Con esta nueva amenaza se hace cada vez más lejana la esperanza de los pequeños y medianos mineros del Chocó, agrupados en la federación Fedemichocó, que por años habían sido extorsionados por las Farc, que su actividad productiva mejore y que el Estado los formalice, como lo prometió el presidente Santos.

Pese a la presencia de los grupos armados en la región tras la salida de las Farc el Estado sí ha llegado a estos territorios mineros, a través de normas y restricciones muy rigurosas para incentivar la formalización y con operativos militares para luchar contra la minería ilegal, pero algunos sectores mineros consideran que esto les ha hecho más daño, que bien.

Para el Chocó la minería es clave por varias razones.

Por un lado, es el principal eslabón económico del departamento -en 2017 representó la quinta parte del PIB luego de la inversión estatal-, junto con la explotación maderera, y es el segundo departamento productor de oro a nivel nacional; además, la minería es además una práctica ancestral de comunidades afro, es decir, tiene una implicación cultural; y por último, como Chocó es un departamento particularmente sensible en materia medio ambiental, la minería tiene un impacto importante.

Pese a las cifras y los incentivos del Gobierno para formalizar la minería en el departamento, el año pasado, la producción cayó. Según el Boletín Económico Regional del Banco de la República, en el último trimestre del 2017 se extrajeron 1472 kilogramos de metales preciosos en el Chocó, 61 por ciento menos de lo registrado en el mismo periodo del 2016.

En total, la producción cayó un 42 por ciento el año pasado y fue la más baja de los últimos ocho años.

Tanto mineros como Gobierno, coinciden en que la formalización y la lucha contra la minería ilegal fueron las razones de la disminución, porque ahora hay muchas más restricciones y prácticas como el ‘lavado de oro’ (legalizar con prácticas corruptas el mineral extraído de forma ilegal) inflaban las cifras de producción.

Pero según nos dijeron seis fuentes mineras del Chocó, estas medidas también han originado otras dinámicas ilegales de producción y comercialización de minerales.
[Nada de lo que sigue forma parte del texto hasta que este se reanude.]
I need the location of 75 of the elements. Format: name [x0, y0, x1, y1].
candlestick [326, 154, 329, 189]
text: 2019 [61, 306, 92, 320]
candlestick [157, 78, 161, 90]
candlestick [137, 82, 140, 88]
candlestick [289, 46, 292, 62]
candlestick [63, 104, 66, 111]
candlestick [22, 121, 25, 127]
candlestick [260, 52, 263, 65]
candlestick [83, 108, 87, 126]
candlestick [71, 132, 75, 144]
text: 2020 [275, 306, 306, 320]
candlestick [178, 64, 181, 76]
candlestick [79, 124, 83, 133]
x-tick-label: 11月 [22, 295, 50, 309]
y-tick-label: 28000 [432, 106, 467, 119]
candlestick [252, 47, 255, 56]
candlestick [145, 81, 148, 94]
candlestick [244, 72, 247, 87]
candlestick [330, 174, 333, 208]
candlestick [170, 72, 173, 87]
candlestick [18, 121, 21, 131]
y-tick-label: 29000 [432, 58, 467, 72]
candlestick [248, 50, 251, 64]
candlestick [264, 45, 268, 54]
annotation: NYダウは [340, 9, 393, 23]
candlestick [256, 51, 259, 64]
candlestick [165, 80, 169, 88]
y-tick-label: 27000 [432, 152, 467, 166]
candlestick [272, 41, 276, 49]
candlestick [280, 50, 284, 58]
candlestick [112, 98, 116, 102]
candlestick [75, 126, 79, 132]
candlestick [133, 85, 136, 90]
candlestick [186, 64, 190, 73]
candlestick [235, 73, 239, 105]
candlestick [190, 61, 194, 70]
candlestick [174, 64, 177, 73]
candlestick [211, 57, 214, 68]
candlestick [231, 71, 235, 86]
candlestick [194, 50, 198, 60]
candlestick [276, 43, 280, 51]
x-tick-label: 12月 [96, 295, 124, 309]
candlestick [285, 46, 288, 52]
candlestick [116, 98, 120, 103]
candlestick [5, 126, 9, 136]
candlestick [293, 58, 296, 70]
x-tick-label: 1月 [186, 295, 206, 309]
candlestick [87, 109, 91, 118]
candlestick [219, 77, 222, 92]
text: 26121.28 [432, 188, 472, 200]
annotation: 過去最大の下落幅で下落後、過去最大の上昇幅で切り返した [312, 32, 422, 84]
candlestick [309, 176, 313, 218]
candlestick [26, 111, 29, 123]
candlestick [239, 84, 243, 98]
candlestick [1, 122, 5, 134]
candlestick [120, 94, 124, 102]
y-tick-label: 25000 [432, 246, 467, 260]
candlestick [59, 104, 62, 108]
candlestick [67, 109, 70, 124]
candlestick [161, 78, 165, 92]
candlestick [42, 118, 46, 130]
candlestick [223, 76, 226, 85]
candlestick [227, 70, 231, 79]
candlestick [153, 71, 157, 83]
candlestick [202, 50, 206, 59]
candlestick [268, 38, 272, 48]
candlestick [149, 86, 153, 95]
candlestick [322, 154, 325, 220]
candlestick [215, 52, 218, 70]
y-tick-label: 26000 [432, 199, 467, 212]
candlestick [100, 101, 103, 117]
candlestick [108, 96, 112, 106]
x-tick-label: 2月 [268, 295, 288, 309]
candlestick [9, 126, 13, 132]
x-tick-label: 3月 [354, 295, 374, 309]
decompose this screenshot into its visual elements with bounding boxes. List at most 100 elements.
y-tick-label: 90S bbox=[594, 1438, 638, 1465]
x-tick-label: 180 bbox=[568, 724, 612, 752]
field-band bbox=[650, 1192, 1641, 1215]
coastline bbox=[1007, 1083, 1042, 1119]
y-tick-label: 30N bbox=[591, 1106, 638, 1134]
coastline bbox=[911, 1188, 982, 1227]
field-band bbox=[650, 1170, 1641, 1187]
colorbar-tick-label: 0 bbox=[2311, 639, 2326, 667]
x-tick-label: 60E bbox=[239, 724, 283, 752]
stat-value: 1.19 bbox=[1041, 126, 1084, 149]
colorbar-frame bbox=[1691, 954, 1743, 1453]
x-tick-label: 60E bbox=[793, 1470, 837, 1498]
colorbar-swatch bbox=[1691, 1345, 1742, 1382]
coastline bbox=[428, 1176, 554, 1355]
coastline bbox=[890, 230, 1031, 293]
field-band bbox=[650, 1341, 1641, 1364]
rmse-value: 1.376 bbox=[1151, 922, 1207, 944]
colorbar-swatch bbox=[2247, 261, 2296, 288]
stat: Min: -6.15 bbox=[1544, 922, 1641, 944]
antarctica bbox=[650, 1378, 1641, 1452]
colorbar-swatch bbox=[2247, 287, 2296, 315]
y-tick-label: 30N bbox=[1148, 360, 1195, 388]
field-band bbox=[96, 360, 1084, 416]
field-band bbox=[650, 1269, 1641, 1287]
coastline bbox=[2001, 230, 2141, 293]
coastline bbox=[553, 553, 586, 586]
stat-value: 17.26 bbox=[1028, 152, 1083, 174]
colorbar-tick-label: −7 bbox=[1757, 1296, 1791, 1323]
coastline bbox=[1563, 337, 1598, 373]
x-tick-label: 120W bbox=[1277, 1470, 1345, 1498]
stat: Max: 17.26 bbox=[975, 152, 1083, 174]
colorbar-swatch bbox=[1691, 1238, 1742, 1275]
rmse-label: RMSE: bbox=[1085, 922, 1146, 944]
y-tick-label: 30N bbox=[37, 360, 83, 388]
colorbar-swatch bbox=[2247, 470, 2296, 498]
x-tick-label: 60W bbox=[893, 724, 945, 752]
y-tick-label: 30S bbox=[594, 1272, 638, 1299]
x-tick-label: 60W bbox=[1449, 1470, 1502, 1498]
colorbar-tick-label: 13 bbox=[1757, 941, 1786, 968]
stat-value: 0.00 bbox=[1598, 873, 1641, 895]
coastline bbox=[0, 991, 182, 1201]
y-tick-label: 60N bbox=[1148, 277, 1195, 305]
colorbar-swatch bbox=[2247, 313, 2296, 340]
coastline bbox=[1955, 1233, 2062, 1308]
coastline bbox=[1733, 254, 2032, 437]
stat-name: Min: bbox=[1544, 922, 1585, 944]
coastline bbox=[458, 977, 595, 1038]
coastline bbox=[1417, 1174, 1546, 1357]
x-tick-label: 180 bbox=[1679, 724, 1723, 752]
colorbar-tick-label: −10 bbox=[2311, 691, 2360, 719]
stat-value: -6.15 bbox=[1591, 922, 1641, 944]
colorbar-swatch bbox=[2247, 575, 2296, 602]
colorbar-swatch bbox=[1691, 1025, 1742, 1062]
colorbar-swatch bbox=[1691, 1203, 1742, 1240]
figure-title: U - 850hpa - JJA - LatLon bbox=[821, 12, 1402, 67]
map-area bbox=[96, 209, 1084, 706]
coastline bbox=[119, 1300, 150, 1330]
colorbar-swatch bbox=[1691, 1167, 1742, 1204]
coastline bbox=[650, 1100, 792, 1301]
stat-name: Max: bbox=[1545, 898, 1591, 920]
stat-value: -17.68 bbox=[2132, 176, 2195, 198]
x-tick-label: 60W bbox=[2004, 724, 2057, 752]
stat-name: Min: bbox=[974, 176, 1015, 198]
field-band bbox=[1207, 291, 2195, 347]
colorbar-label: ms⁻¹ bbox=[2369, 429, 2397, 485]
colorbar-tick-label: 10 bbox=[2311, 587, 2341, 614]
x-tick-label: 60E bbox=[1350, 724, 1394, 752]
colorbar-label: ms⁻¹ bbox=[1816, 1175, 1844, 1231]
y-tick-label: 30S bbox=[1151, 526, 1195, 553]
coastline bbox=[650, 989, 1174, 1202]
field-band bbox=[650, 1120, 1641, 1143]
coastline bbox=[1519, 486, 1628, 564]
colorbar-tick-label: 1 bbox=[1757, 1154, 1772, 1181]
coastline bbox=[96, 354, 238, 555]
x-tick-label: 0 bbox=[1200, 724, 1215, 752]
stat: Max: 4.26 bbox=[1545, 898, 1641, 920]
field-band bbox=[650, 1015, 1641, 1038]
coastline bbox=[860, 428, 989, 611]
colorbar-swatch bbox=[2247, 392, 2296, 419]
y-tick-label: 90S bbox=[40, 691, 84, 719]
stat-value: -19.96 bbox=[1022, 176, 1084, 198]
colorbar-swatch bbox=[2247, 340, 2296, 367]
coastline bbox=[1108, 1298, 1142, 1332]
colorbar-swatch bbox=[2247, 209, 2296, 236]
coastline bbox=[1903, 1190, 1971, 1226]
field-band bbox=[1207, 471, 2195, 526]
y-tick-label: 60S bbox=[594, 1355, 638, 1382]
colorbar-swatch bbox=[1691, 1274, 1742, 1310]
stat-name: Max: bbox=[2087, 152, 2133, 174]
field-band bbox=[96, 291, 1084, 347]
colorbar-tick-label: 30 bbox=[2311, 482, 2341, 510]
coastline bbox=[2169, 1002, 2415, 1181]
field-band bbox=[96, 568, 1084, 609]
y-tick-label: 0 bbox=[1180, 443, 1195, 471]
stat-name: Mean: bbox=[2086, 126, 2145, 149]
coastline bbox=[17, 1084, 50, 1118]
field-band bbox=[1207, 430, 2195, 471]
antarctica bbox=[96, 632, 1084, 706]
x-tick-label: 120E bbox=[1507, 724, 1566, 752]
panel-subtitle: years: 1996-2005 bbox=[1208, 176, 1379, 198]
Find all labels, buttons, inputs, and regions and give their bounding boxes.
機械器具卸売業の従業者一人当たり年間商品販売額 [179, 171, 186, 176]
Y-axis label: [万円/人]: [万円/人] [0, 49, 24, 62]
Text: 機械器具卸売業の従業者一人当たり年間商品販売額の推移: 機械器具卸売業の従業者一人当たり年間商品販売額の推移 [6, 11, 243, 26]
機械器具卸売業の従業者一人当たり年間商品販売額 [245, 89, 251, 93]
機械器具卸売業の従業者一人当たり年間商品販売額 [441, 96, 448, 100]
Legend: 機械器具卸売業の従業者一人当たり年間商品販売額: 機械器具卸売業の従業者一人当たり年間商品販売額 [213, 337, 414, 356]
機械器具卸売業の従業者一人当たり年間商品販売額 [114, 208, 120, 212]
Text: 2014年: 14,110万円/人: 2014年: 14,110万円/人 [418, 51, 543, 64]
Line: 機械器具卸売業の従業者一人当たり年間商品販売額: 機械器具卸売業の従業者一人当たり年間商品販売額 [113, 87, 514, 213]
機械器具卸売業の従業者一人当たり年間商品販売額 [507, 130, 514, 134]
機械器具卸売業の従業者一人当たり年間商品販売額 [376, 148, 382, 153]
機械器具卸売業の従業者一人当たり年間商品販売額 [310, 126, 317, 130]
Toda una paradoja, toda vez que mientras los pequeños mineros esperaban mejorar sus condiciones tras la finalización del conflicto con las Farc, aún no ven un aumento en su calidad de vida, sino más restricciones.

Las medidas del Gobierno

Desde el 2016 el Gobierno, en cabeza del Ministerio de Minas y la Agencia Nacional Minera han implementado varias medidas para combatir la minería ilegal, formalizarla y tener más control sobre el origen del oro, que en parte también responde a las exigencias del mercado europeo, según nos dijo el viceministro de Minas, Carlos Cante.  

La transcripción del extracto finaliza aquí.